Abstract

These are findings of theoretical interest from: (i) follow-up of a case study of a precocious reader; and (ii) normally developing readers who served as comparison groups. The precocious reader was first reported when 2–3 years of age ( Cognition 74 (2000) 177). From 3 to 7 years of age her precocious reading development continued, her word reading accuracy increasing from the 8- to the 16-year-level, although her phonemic awareness skills remained underdeveloped relative to word reading. Nonword reading continued to develop rapidly. Her word reading, however, was more than phonological recoding. At 5 years of age, in comparison with reading-level matched normal 11-year-olds she exhibited strong effects of semantic characteristics of words and evidence of well-specified lexical orthographic representations. In common with normal comparison 11-year-olds, who had not received instruction in explicit phonics, her explicit letter-sound skills were underdeveloped but she possessed high speed and accuracy in nonword reading, a result most theories of the acquisition of reading fail to explain.

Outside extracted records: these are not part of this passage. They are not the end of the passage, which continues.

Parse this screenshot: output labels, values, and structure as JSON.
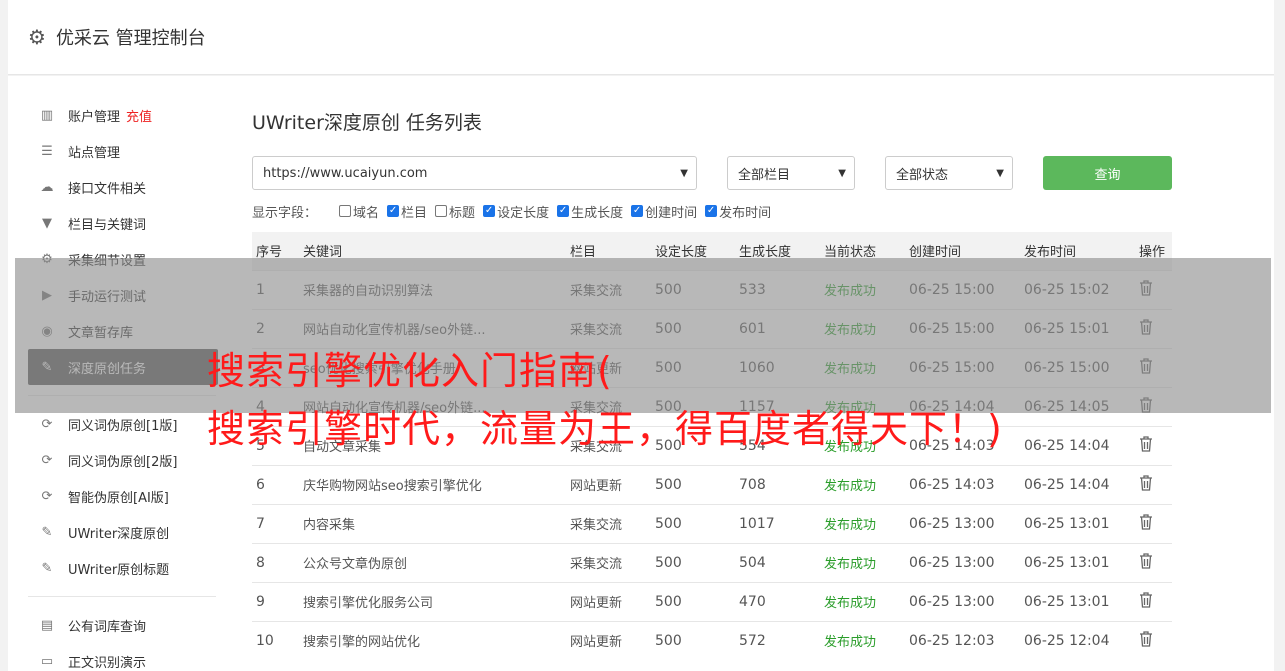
{
  "header": {
    "title": "优采云 管理控制台",
    "icon": "gear-icon"
  },
  "sidebar": {
    "items": [
      {
        "label": "账户管理",
        "icon": "bar-chart-icon",
        "extra": "充值"
      },
      {
        "label": "站点管理",
        "icon": "server-icon"
      },
      {
        "label": "接口文件相关",
        "icon": "cloud-upload-icon"
      },
      {
        "label": "栏目与关键词",
        "icon": "filter-icon"
      },
      {
        "label": "采集细节设置",
        "icon": "cogs-icon"
      },
      {
        "label": "手动运行测试",
        "icon": "play-icon"
      },
      {
        "label": "文章暂存库",
        "icon": "database-icon"
      },
      {
        "label": "深度原创任务",
        "icon": "edit-icon"
      },
      {
        "label": "同义词伪原创[1版]",
        "icon": "refresh-icon"
      },
      {
        "label": "同义词伪原创[2版]",
        "icon": "refresh-icon"
      },
      {
        "label": "智能伪原创[AI版]",
        "icon": "refresh-icon"
      },
      {
        "label": "UWriter深度原创",
        "icon": "edit-icon"
      },
      {
        "label": "UWriter原创标题",
        "icon": "edit-icon"
      },
      {
        "label": "公有词库查询",
        "icon": "book-icon"
      },
      {
        "label": "正文识别演示",
        "icon": "monitor-icon"
      }
    ]
  },
  "main": {
    "title": "UWriter深度原创 任务列表",
    "site_select": "https://www.ucaiyun.com",
    "column_select": "全部栏目",
    "status_select": "全部状态",
    "query_label": "查询",
    "fields_label": "显示字段：",
    "fields": [
      {
        "label": "域名",
        "checked": false
      },
      {
        "label": "栏目",
        "checked": true
      },
      {
        "label": "标题",
        "checked": false
      },
      {
        "label": "设定长度",
        "checked": true
      },
      {
        "label": "生成长度",
        "checked": true
      },
      {
        "label": "创建时间",
        "checked": true
      },
      {
        "label": "发布时间",
        "checked": true
      }
    ],
    "table": {
      "headers": [
        "序号",
        "关键词",
        "栏目",
        "设定长度",
        "生成长度",
        "当前状态",
        "创建时间",
        "发布时间",
        "操作"
      ],
      "rows": [
        [
          "1",
          "采集器的自动识别算法",
          "采集交流",
          "500",
          "533",
          "发布成功",
          "06-25 15:00",
          "06-25 15:02"
        ],
        [
          "2",
          "网站自动化宣传机器/seo外链...",
          "采集交流",
          "500",
          "601",
          "发布成功",
          "06-25 15:00",
          "06-25 15:01"
        ],
        [
          "3",
          "seo优化搜索引擎优化手册",
          "网站更新",
          "500",
          "1060",
          "发布成功",
          "06-25 15:00",
          "06-25 15:00"
        ],
        [
          "4",
          "网站自动化宣传机器/seo外链...",
          "采集交流",
          "500",
          "1157",
          "发布成功",
          "06-25 14:04",
          "06-25 14:05"
        ],
        [
          "5",
          "自动文章采集",
          "采集交流",
          "500",
          "554",
          "发布成功",
          "06-25 14:03",
          "06-25 14:04"
        ],
        [
          "6",
          "庆华购物网站seo搜索引擎优化",
          "网站更新",
          "500",
          "708",
          "发布成功",
          "06-25 14:03",
          "06-25 14:04"
        ],
        [
          "7",
          "内容采集",
          "采集交流",
          "500",
          "1017",
          "发布成功",
          "06-25 13:00",
          "06-25 13:01"
        ],
        [
          "8",
          "公众号文章伪原创",
          "采集交流",
          "500",
          "504",
          "发布成功",
          "06-25 13:00",
          "06-25 13:01"
        ],
        [
          "9",
          "搜索引擎优化服务公司",
          "网站更新",
          "500",
          "470",
          "发布成功",
          "06-25 13:00",
          "06-25 13:01"
        ],
        [
          "10",
          "搜索引擎的网站优化",
          "网站更新",
          "500",
          "572",
          "发布成功",
          "06-25 12:03",
          "06-25 12:04"
        ]
      ]
    }
  },
  "overlay": {
    "line1": "搜索引擎优化入门指南(",
    "line2": "搜索引擎时代，流量为王，得百度者得天下！)"
  }
}
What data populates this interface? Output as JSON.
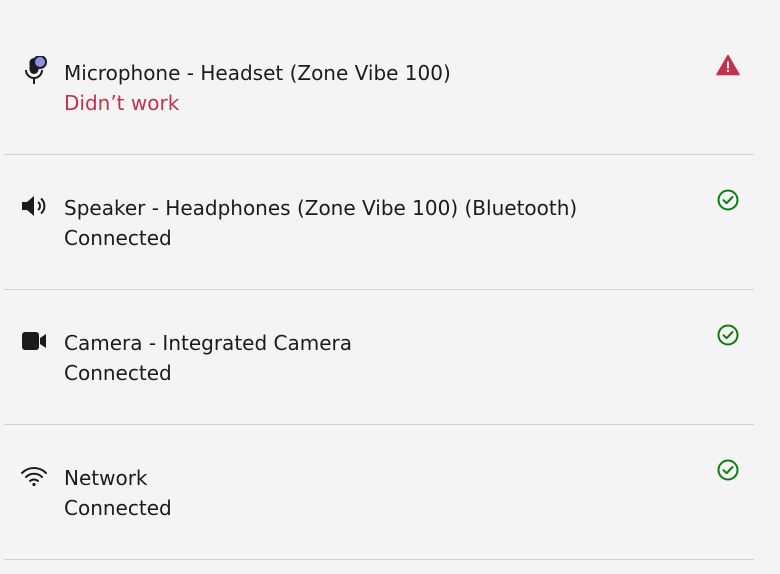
{
  "devices": [
    {
      "icon": "microphone-icon",
      "title": "Microphone - Headset (Zone Vibe 100)",
      "status": "Didn’t work",
      "status_type": "error",
      "status_icon": "warning-icon"
    },
    {
      "icon": "speaker-icon",
      "title": "Speaker - Headphones (Zone Vibe 100) (Bluetooth)",
      "status": "Connected",
      "status_type": "ok",
      "status_icon": "check-circle-icon"
    },
    {
      "icon": "camera-icon",
      "title": "Camera - Integrated Camera",
      "status": "Connected",
      "status_type": "ok",
      "status_icon": "check-circle-icon"
    },
    {
      "icon": "wifi-icon",
      "title": "Network",
      "status": "Connected",
      "status_type": "ok",
      "status_icon": "check-circle-icon"
    }
  ],
  "colors": {
    "error": "#c4314b",
    "ok": "#107c10",
    "text": "#1b1b1b",
    "background": "#f4f4f4"
  }
}
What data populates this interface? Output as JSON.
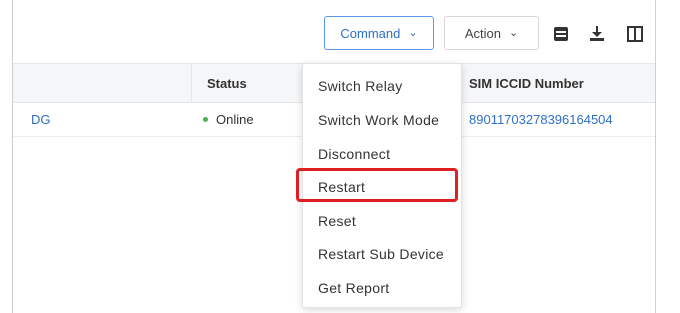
{
  "toolbar": {
    "command_label": "Command",
    "action_label": "Action",
    "icons": [
      "print-icon",
      "download-icon",
      "columns-icon"
    ]
  },
  "table": {
    "columns": [
      "Status",
      "SIM ICCID Number"
    ],
    "rows": [
      {
        "name": "DG",
        "status": "Online",
        "iccid": "89011703278396164504"
      }
    ]
  },
  "command_menu": {
    "items": [
      "Switch Relay",
      "Switch Work Mode",
      "Disconnect",
      "Restart",
      "Reset",
      "Restart Sub Device",
      "Get Report"
    ],
    "highlighted": "Restart"
  },
  "colors": {
    "accent": "#2f6fc8",
    "online": "#4caf50",
    "highlight_border": "#e02020"
  }
}
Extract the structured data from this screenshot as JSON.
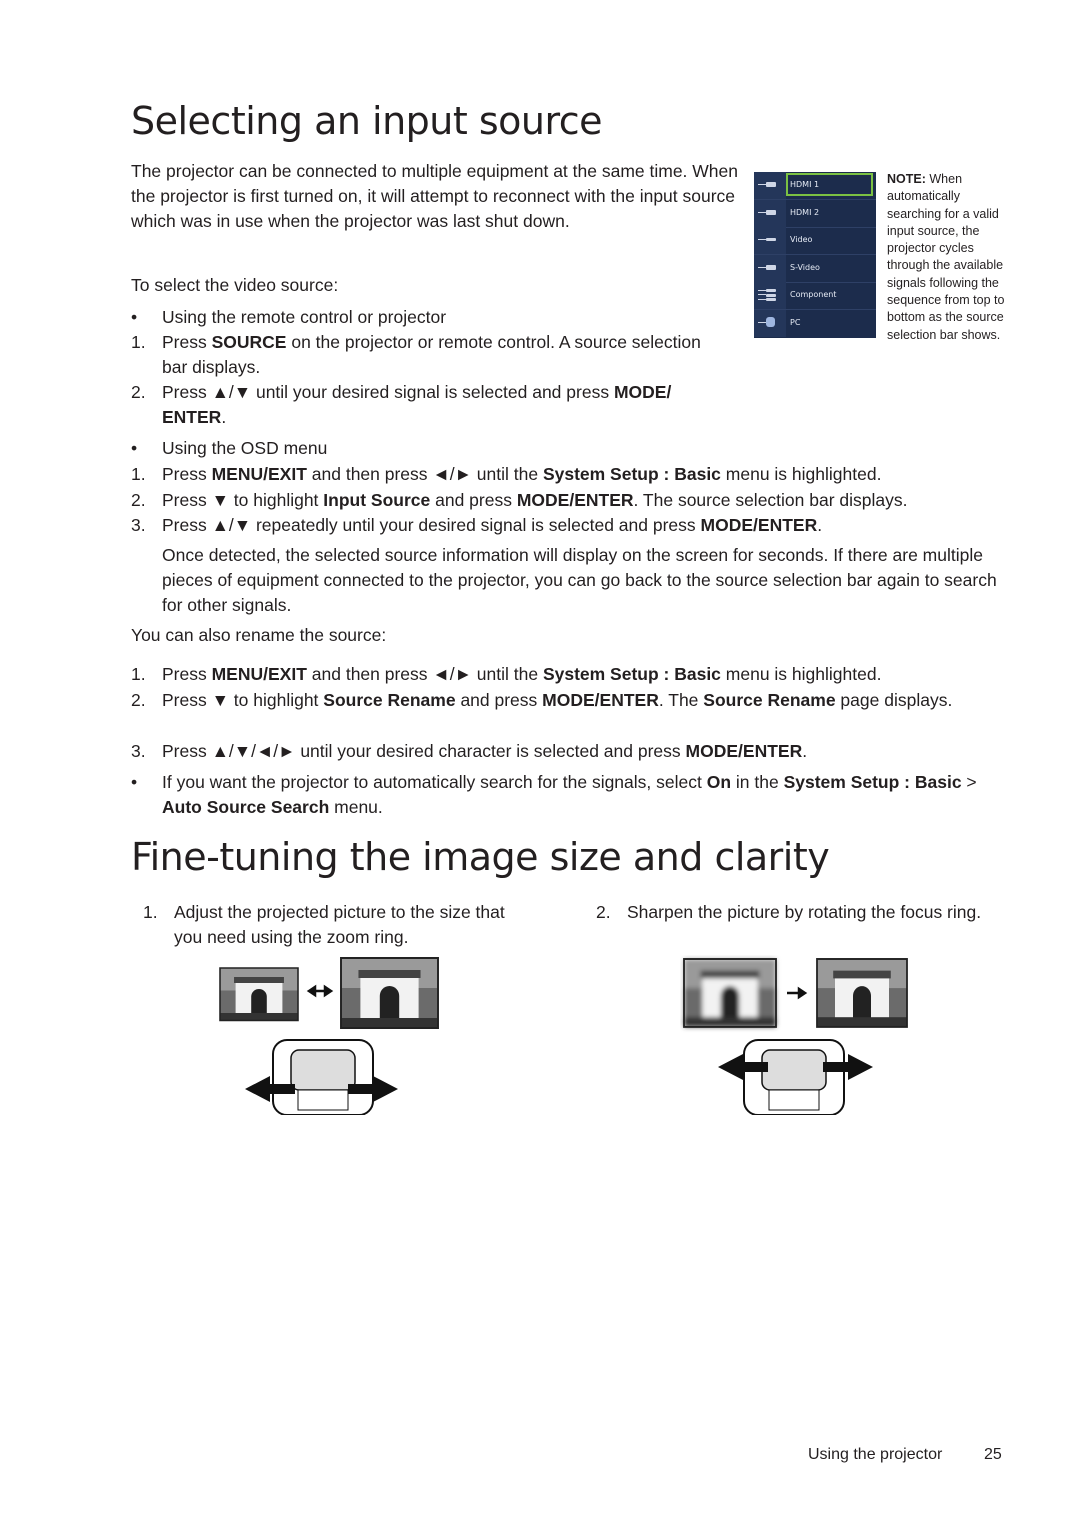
{
  "section1": {
    "title": "Selecting an input source",
    "intro": "The projector can be connected to multiple equipment at the same time. When the projector is first turned on, it will attempt to reconnect with the input source which was in use when the projector was last shut down.",
    "to_select": "To select the video source:",
    "method1_label": "Using the remote control or projector",
    "method1_steps": [
      {
        "num": "1.",
        "pre": "Press ",
        "bold": "SOURCE",
        "post": " on the projector or remote control. A source selection bar displays."
      },
      {
        "num": "2.",
        "pre": "Press ▲/▼ until your desired signal is selected and press ",
        "bold": "MODE/ ENTER",
        "post": "."
      }
    ],
    "method2_label": "Using the OSD menu",
    "osd_step1": {
      "num": "1.",
      "a": "Press ",
      "b1": "MENU/EXIT",
      "c": " and then press ◄/► until the ",
      "b2": "System Setup : Basic",
      "d": " menu is highlighted."
    },
    "osd_step2": {
      "num": "2.",
      "a": "Press ▼ to highlight ",
      "b1": "Input Source",
      "c": " and press ",
      "b2": "MODE/ENTER",
      "d": ". The source selection bar displays."
    },
    "osd_step3": {
      "num": "3.",
      "a": "Press ▲/▼ repeatedly until your desired signal is selected and press ",
      "b1": "MODE/ENTER",
      "c": "."
    },
    "once_detected": "Once detected, the selected source information will display on the screen for seconds. If there are multiple pieces of equipment connected to the projector, you can go back to the source selection bar again to search for other signals.",
    "rename_intro": "You can also rename the source:",
    "rename_step1": {
      "num": "1.",
      "a": "Press ",
      "b1": "MENU/EXIT",
      "c": " and then press ◄/► until the ",
      "b2": "System Setup : Basic",
      "d": " menu is highlighted."
    },
    "rename_step2": {
      "num": "2.",
      "a": "Press ▼ to highlight ",
      "b1": "Source Rename",
      "c": " and press ",
      "b2": "MODE/ENTER",
      "d": ". The ",
      "b3": "Source Rename",
      "e": " page displays."
    },
    "rename_step3": {
      "num": "3.",
      "a": "Press ▲/▼/◄/► until your desired character is selected and press ",
      "b1": "MODE/ENTER",
      "c": "."
    },
    "auto_search": {
      "a": "If you want the projector to automatically search for the signals, select ",
      "b1": "On",
      "c": " in the ",
      "b2": "System Setup : Basic",
      "d": " > ",
      "b3": "Auto Source Search",
      "e": " menu."
    },
    "source_bar": {
      "items": [
        {
          "label": "HDMI 1",
          "icon": "hdmi-connector-icon",
          "selected": true
        },
        {
          "label": "HDMI 2",
          "icon": "hdmi-connector-icon",
          "selected": false
        },
        {
          "label": "Video",
          "icon": "rca-connector-icon",
          "selected": false
        },
        {
          "label": "S-Video",
          "icon": "svideo-connector-icon",
          "selected": false
        },
        {
          "label": "Component",
          "icon": "component-connector-icon",
          "selected": false
        },
        {
          "label": "PC",
          "icon": "vga-connector-icon",
          "selected": false
        }
      ],
      "highlight_color": "#7bc143",
      "background_color": "#1c2c4c"
    },
    "note": {
      "label": "NOTE:",
      "text": " When automatically searching for a valid input source, the projector cycles through the available signals following the sequence from top to bottom as the source selection bar shows."
    }
  },
  "section2": {
    "title": "Fine-tuning the image size and clarity",
    "step1": {
      "num": "1.",
      "text": "Adjust the projected picture to the size that you need using the zoom ring."
    },
    "step2": {
      "num": "2.",
      "text": "Sharpen the picture by rotating the focus ring."
    }
  },
  "footer": {
    "section": "Using the projector",
    "page": "25"
  },
  "bullet": "•"
}
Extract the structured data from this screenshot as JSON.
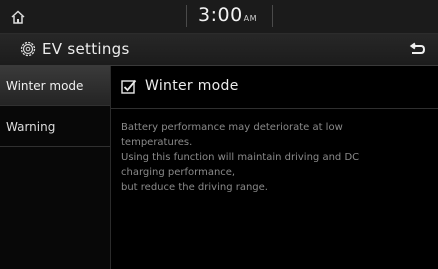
{
  "status_bar": {
    "home_icon": "home-icon",
    "time": "3:00",
    "ampm": "AM"
  },
  "title_bar": {
    "gear_icon": "gear-icon",
    "title": "EV settings",
    "back_icon": "back-arrow-icon"
  },
  "tabs": [
    {
      "label": "Winter mode",
      "active": true
    },
    {
      "label": "Warning",
      "active": false
    }
  ],
  "option": {
    "label": "Winter mode",
    "checked": true
  },
  "description_lines": [
    "Battery performance may deteriorate at low",
    "temperatures.",
    "Using this function will maintain driving and DC",
    "charging performance,",
    "but reduce the driving range."
  ],
  "colors": {
    "background": "#000000",
    "text": "#e6e6e6",
    "description_text": "#8a8a8a"
  }
}
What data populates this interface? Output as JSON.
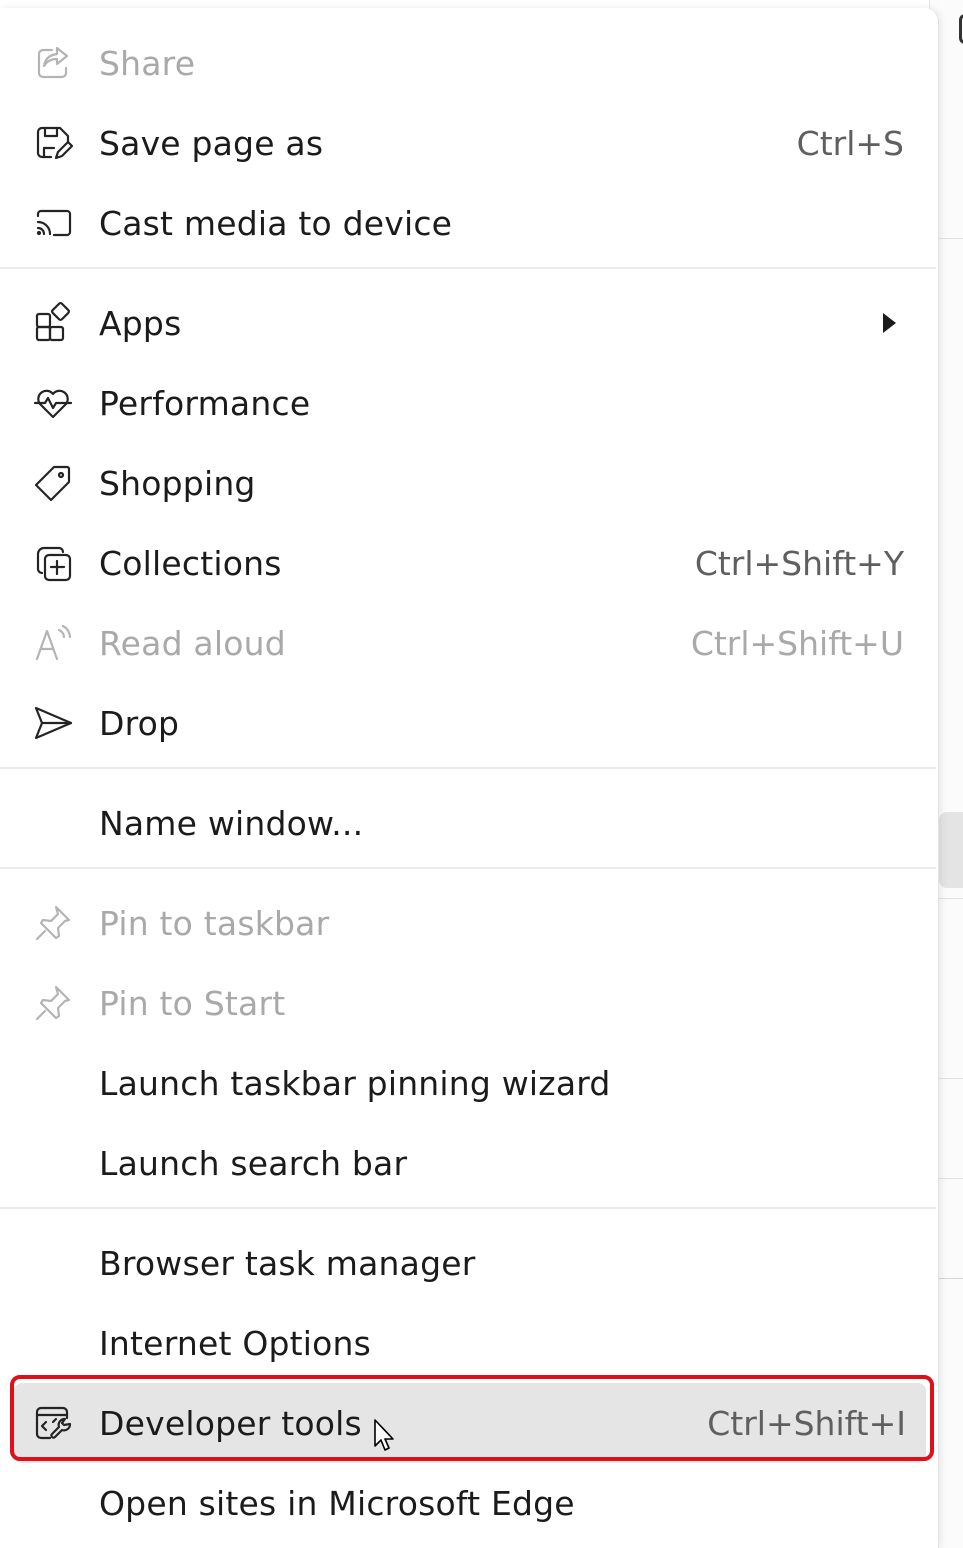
{
  "menu": {
    "items": [
      {
        "id": "share",
        "label": "Share",
        "shortcut": "",
        "icon": "share-icon",
        "disabled": true
      },
      {
        "id": "save-page-as",
        "label": "Save page as",
        "shortcut": "Ctrl+S",
        "icon": "save-icon",
        "disabled": false
      },
      {
        "id": "cast-media",
        "label": "Cast media to device",
        "shortcut": "",
        "icon": "cast-icon",
        "disabled": false
      },
      {
        "id": "apps",
        "label": "Apps",
        "shortcut": "",
        "icon": "apps-icon",
        "disabled": false,
        "submenu": true
      },
      {
        "id": "performance",
        "label": "Performance",
        "shortcut": "",
        "icon": "heartbeat-icon",
        "disabled": false
      },
      {
        "id": "shopping",
        "label": "Shopping",
        "shortcut": "",
        "icon": "tag-icon",
        "disabled": false
      },
      {
        "id": "collections",
        "label": "Collections",
        "shortcut": "Ctrl+Shift+Y",
        "icon": "collections-icon",
        "disabled": false
      },
      {
        "id": "read-aloud",
        "label": "Read aloud",
        "shortcut": "Ctrl+Shift+U",
        "icon": "read-aloud-icon",
        "disabled": true
      },
      {
        "id": "drop",
        "label": "Drop",
        "shortcut": "",
        "icon": "send-icon",
        "disabled": false
      },
      {
        "id": "name-window",
        "label": "Name window...",
        "shortcut": "",
        "icon": "",
        "disabled": false
      },
      {
        "id": "pin-taskbar",
        "label": "Pin to taskbar",
        "shortcut": "",
        "icon": "pin-icon",
        "disabled": true
      },
      {
        "id": "pin-start",
        "label": "Pin to Start",
        "shortcut": "",
        "icon": "pin-icon",
        "disabled": true
      },
      {
        "id": "launch-wizard",
        "label": "Launch taskbar pinning wizard",
        "shortcut": "",
        "icon": "",
        "disabled": false
      },
      {
        "id": "launch-search",
        "label": "Launch search bar",
        "shortcut": "",
        "icon": "",
        "disabled": false
      },
      {
        "id": "task-manager",
        "label": "Browser task manager",
        "shortcut": "",
        "icon": "",
        "disabled": false
      },
      {
        "id": "internet-options",
        "label": "Internet Options",
        "shortcut": "",
        "icon": "",
        "disabled": false
      },
      {
        "id": "developer-tools",
        "label": "Developer tools",
        "shortcut": "Ctrl+Shift+I",
        "icon": "developer-tools-icon",
        "disabled": false,
        "highlighted": true
      },
      {
        "id": "open-in-edge",
        "label": "Open sites in Microsoft Edge",
        "shortcut": "",
        "icon": "",
        "disabled": false
      }
    ]
  },
  "colors": {
    "highlight_border": "#e0101a",
    "hover_background": "#e5e5e5",
    "disabled_text": "#a9a9a9"
  }
}
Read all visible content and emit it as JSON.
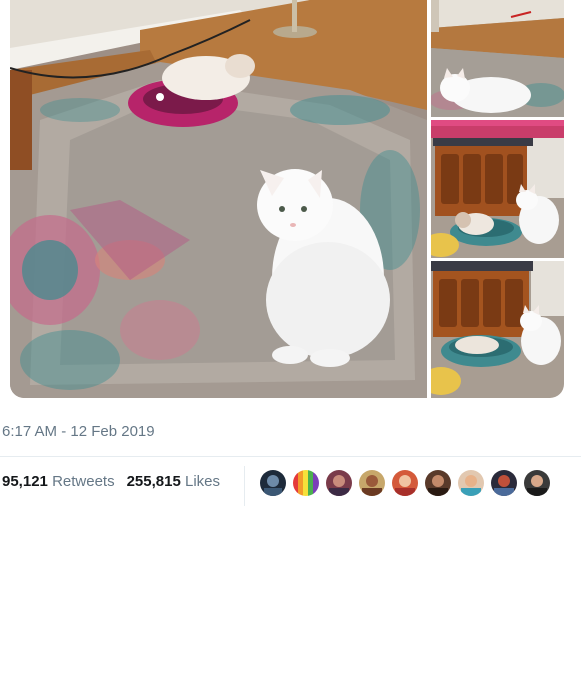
{
  "tweet": {
    "timestamp": "6:17 AM - 12 Feb 2019",
    "retweets_count": "95,121",
    "retweets_label": "Retweets",
    "likes_count": "255,815",
    "likes_label": "Likes"
  },
  "media": {
    "photo_count": 4
  },
  "liked_by_avatar_count": 9,
  "colors": {
    "meta_text": "#657786",
    "count_text": "#14171a",
    "divider": "#e6ecf0"
  }
}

Her responses to irregularly spelt nonwords indicated higher proficiency than the 11-year-olds in acquiring lexical orthographic representations not predictable from prior phonological recoding knowledge. It is considered that this proficiency contributes to an explanation of her precocious reading development. A mechanism of implicit lexicalized phonological recoding is involved which explains the dissociation of skills in both the precocious reader and normally developing readers.